Snubbed Barbican boss turns over new maple leaf
* In August, Sir John Tusa steps down as chief executive of London's Barbican after 12 years. Although it remains one of the world's ugliest theatres - a notable achievement - he and the artistic director Graham Sheffield have in that time transformed the place into an artistic centre of international renown.
Sheffield applied to succeed Sir John, and there was enormous support and expectation among the staff that he should do so, but the job surprisingly went to the affable Proms supremo Nicholas Kenyon. Both are widely admired and Kenyon possesses impeccable musical credentials. He lacks, however, the breadth of experience (dance, theatre) that Sheffield offers, and Sheffield is looking beyond life at the Barbican.
I hear that he has already accepted an outside consultancy post in Canada, part-time, with Toronto's Luminato arts festival. He will remain at the Barbican for the time being, fulfilling his north American duties "in conjunction" with his current role while he considers his future. His experience, and the strong opinions Kenyon will bring to the centre's artistic direction, suggest pastures new.
Of his new job, Sheffield remarks, pointedly perhaps, given the turn that events have taken: "I would like to think it has something to do with the international recognition that we have brought to the Barbican in the last 10 years." His new appointment marks a proud change from us Brits poaching foreigners to run our arts. Cheers to that!
* After last week fronting the "Nibbies" book awards with his wife, Judy, Richard Madeley is stepping back from square-box duties to construct his own "truthful, painful" tome about fathers and sons.
And through a handy piece of nepotism, he has lightened his workload by employing a certain Jack Madeley, 20, to write the final chapter.
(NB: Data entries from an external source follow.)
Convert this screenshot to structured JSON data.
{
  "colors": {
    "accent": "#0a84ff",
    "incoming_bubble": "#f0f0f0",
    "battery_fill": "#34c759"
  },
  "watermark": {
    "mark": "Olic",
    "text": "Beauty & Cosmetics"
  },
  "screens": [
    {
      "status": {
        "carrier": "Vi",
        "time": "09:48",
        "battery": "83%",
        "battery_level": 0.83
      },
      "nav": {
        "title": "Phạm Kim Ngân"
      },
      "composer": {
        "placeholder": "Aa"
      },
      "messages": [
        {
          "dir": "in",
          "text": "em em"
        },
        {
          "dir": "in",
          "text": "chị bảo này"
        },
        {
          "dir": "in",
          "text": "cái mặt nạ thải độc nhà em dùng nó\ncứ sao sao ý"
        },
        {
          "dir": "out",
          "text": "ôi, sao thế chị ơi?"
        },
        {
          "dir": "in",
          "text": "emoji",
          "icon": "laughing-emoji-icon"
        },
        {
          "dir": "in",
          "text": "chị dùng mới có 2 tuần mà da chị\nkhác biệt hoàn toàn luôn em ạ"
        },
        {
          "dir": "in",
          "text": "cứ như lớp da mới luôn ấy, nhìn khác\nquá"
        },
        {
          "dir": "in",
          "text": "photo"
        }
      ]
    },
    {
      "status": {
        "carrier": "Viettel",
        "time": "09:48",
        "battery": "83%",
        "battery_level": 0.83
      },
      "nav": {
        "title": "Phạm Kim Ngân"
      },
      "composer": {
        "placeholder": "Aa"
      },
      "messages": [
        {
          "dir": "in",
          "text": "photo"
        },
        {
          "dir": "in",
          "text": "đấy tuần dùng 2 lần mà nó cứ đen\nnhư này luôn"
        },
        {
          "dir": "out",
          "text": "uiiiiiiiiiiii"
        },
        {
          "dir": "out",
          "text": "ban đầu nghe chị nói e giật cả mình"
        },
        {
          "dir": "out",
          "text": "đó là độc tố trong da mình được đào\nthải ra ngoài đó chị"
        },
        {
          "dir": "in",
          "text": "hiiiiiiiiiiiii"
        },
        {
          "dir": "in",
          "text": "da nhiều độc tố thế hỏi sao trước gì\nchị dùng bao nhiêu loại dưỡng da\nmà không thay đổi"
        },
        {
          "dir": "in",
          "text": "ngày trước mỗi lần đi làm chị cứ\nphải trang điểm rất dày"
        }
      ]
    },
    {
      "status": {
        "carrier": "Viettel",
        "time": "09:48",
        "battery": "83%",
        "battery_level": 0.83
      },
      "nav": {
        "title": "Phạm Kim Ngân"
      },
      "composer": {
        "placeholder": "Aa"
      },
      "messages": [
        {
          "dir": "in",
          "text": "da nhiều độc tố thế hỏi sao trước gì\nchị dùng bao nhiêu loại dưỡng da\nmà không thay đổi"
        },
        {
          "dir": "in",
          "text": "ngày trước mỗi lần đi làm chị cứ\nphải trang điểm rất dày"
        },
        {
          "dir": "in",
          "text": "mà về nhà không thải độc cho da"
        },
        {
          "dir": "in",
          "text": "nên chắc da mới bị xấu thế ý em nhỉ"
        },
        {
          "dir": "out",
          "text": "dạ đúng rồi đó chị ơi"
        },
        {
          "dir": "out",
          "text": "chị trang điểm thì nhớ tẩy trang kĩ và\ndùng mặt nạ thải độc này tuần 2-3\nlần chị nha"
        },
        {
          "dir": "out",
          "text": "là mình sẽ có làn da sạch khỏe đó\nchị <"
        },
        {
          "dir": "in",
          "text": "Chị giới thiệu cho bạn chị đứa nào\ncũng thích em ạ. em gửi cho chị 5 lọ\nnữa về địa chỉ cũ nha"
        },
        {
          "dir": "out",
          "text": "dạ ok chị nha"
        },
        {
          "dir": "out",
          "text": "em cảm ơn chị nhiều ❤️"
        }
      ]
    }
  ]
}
"The book is about how the sins of the father are not necessarily visited upon the son," Madeley Snr tells me. It will span a century, beginning with his grandfather, who had a difficult relationship with Madeley's father, who died young. "My son, Jack, is going to write the epilogue."
Madeley began scribbling on Monday. "My publishers want 700,000 words before Christmas and they have paid me some of the advance already, so I need to get on with it. I want all the help I can get."
* With the likes of Bryan Ferry and Eric Clapton on its books, the Countryside Alliance is never short of geriatric rockers to perform at its lucrative fundraisers.
Next month, it looks to boost its coffers with a swanky "picnic concert" (£75 a head, BBQ, deli, Pimm's bars) at Berkshire's Highclere Castle, featuring Procol Harum singer Gary Brooker - think "A Whiter Shade of Pale".
By way of riposte, the Alliance's nemesis, the League Against Cruel Sports, is quick off the mark to brand Brooker a hypocrite. Says a spokesman: "Just a few years ago [1990], he sang a ditty ["Come Turn It All"] to raise money for the World Wildlife Fund.
"Is he so old and senile that he can't remember which side of the fence he's on?" Charming.
* I do hope that staff at Conservative HQ aren't letting the party's new watery-green image turn their brains to cabbage.
I'm told that the amiable chief of staff to party chairman Francis Maude, James "Crocodile Jim" McGrath, is going to admirably daft lengths to flaunt his environmental credentials.
He has taken to picking up old golf tees around his local course, The Drift, East Horsley, to avoid forking out for a new packet in the pro shop. Fellow players have reportedly begun referring to him as "Swampy".
"Jim decided that it's not environmentally friendly to keep buying new packets," says a fairway rival.
"I, on the other hand, reckon he is just tight-fisted."
* Doctor Who writer-producer Russell T Davies has previously used his show to take a thinly veiled swipe at Tony Blair over the invasion of Iraq. In the latest series, there's another cheeky pop at New Labour.
The 19 May episode, "Human Nature", in which the good Doctor gives up his Time Lord powers to lead the life of a schoolteacher in a pre-First World War boarding school, Earth is invaded by an army of blood-sucking mutant scarecrows called Jack Straws.
A spokesman for Straw, who at the time of transmission will be masterminding Gordon Brown's leadership takeover, grumpily refused to say if his boss would watch the episode. As for the plot, I am reliably informed that after a long battle, the Jack Straws are forced to beat a retreat. Whether they were then, in the aftermath of the invasion, willing to admit live on national television that "mistakes were made" is less clear.